Todas las horas hieren pero la última mata, La antigua sentencia latina, “Vulnerant omnes, ultima necat”, figura inscrita en el precioso reloj de sol de la parroquial de San Vicente, en la villa laburdina de Urruña. También en Sara, en la de San Martín, existe una similar: Oren guziek dute gizona kolpatzen azkenekoak du hobira igortzen, que quiere decir que “todas las horas hieren al hombre, la última lo manda al sepulcro”.

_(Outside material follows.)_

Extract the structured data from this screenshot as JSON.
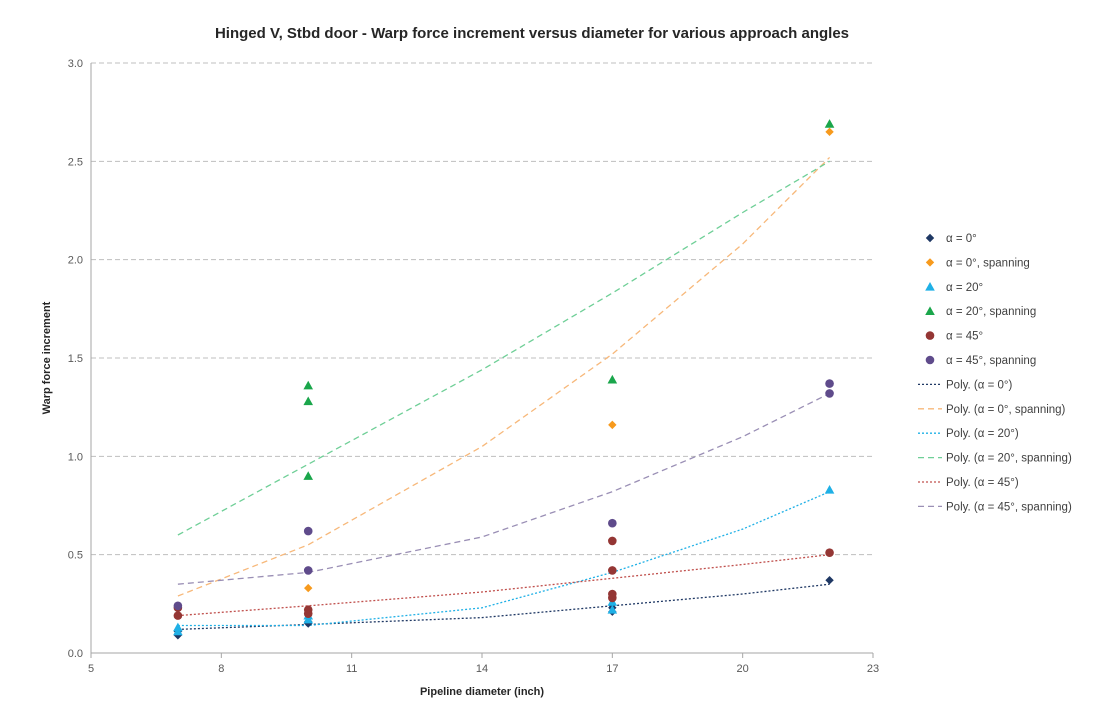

En Sara ejerció de párroco Pedro de Axular, la mayor personalidad de la literatura vasca, y allí se refugió Joxemiel de Barandiaran, huyendo de la persecución de la dictadura franquista. La citada sentencia nos recuerda que el tiempo pasa inexorable y la muerte está al final del camino, aspecto este que los dos grandes de la cultura vasca trataron en muchos de sus trabajos. Axular lo hizo en su famoso Geroko gero (Después de después) y Barandiaran en varios de sus magistrales estudios antropológicos.
USOS Y COSTUMBRES
Precisamente el Aita Barandiaran enseñó (Anuario de Eusko Folklore, 1923) que en el Valle de Baztan era costumbre que las jóvenes casaderas en su ajuar de boda incluyeran un curioso lienzo, Ilamado olzako-oihala, que en su día serviría para cubrir como telón de fondo la pared en la cabecera de la sala donde reposaba el cadáver de su marido o hijo fallecidos.
Usos y modos que han cambiado de forma notable, ahora que se imponen los pulcros tanatorios y abundan las incineraciones, tan distintos a lo que era habitual hasta no más de medio siglo atrás. El hecho biológico de la muerte está profundamente arraigado en la mentalidad popular vasca, se recordarán los negros lienzos que cubrían los escudos de las casas en señal de luto, los brazaletes que cosían los hombres en la manga de su chaqueta, el luto que llevaban madres o viudas al menos por un año hasta que les llegaba el denominado “alivio” o quizás de por vida, los interminables pésames a familiares de la persona difunta tras los funerales, un añadido sufrimiento, y tantas y tantas otras cuestiones.
CEMENTERIOS
El camposanto de Elizondo data de 1948 y recoge numerosas muestras de arte funerario del anterior, incluida la cruz de piedra que figura en su parte central y era la del Camino de Santiago que estuvo en la actual Plaza de los Fueros, por lo que se denominaba Gurutzaldeko Plaza o plaza junto a la cruz.
Al trasladarse el cementerio se originó un serio conflicto ya que el solar que ocupaba el anterior pertenecía al pueblo y así lo reivindicó y defendió el alcalde jurado Juan Eraso Olaetxea, ante el Ayuntamiento que lo negaba. Intervino el poncio, el gobernador civil, Luis Valero Bermejo, macabro personaje y abierto enemigo de la foralidad navarra que, como no podía ser otra y a callar, le dio la razón al Ayuntamiento y amenazó seriamente a Eraso que, antes de soportar un abuso semejante, prefirió abandonar el cargo.
En tiempos aún más lejanos, a los pudientes se les enterraba en el interior de las iglesias o en el atrio, quedan vestigios en el enlosado de Gartzain y en Arizkun, condenados a la desaparición por las inclemencias del tiempo y las pisadas de los vivos, igual que condenada como está (bastaría una copia en yeso) desaparecerá la estela funeraria de la familia Fort, en el camposanto de Elizondo, que tanto sorprendió al capuchino padre Inocencio (en el mundo, Vidal Pérez de Villarreal) que tanto escribió y enseñó de Baztan.
Sobre los antiguos enterramientos, se recuerda el escrito de un corresponsal anónimo en el diario La España del 24 de marzo de 1849, dolido por “la costumbre de enterrar los cadáveres en las iglesias ó sus inmediaciones: los ricos se depositan en la iglesia, y los que carecen del unto mejicano (dinero), van á tomar el fresco á la parte de fuera, sucediendo muy á menudo que los perros.... Excusó hacer comentarios sobre este particular, y me limitaré a decir á Vds. que esto me parece muy poco religioso y ofende la moral pública”. Cosas que por fortuna pasaron al olvido.
TRISTES CAMPANADAS
“Ese vago clamor que rasga el viento/ es la voz funeral de una campana…”, glosó José Zorrilla, autor de Don Juan Tenorio, por el escritor Mariano José de Larra (el de “escribir en España es llorar”), cuyo féretro era introducido en ese momento en su nicho.
Todos los Santos, de obligada visita a los cementerios donde ¡qué solos se quedan los muertos!, según escribió Gustavo Adolfo Bécquer. La muerte del otro se hace irreparable cuando ha sido parte de nuestra vida, un empobrecimiento para siempre de nosotros mismos. Y amén.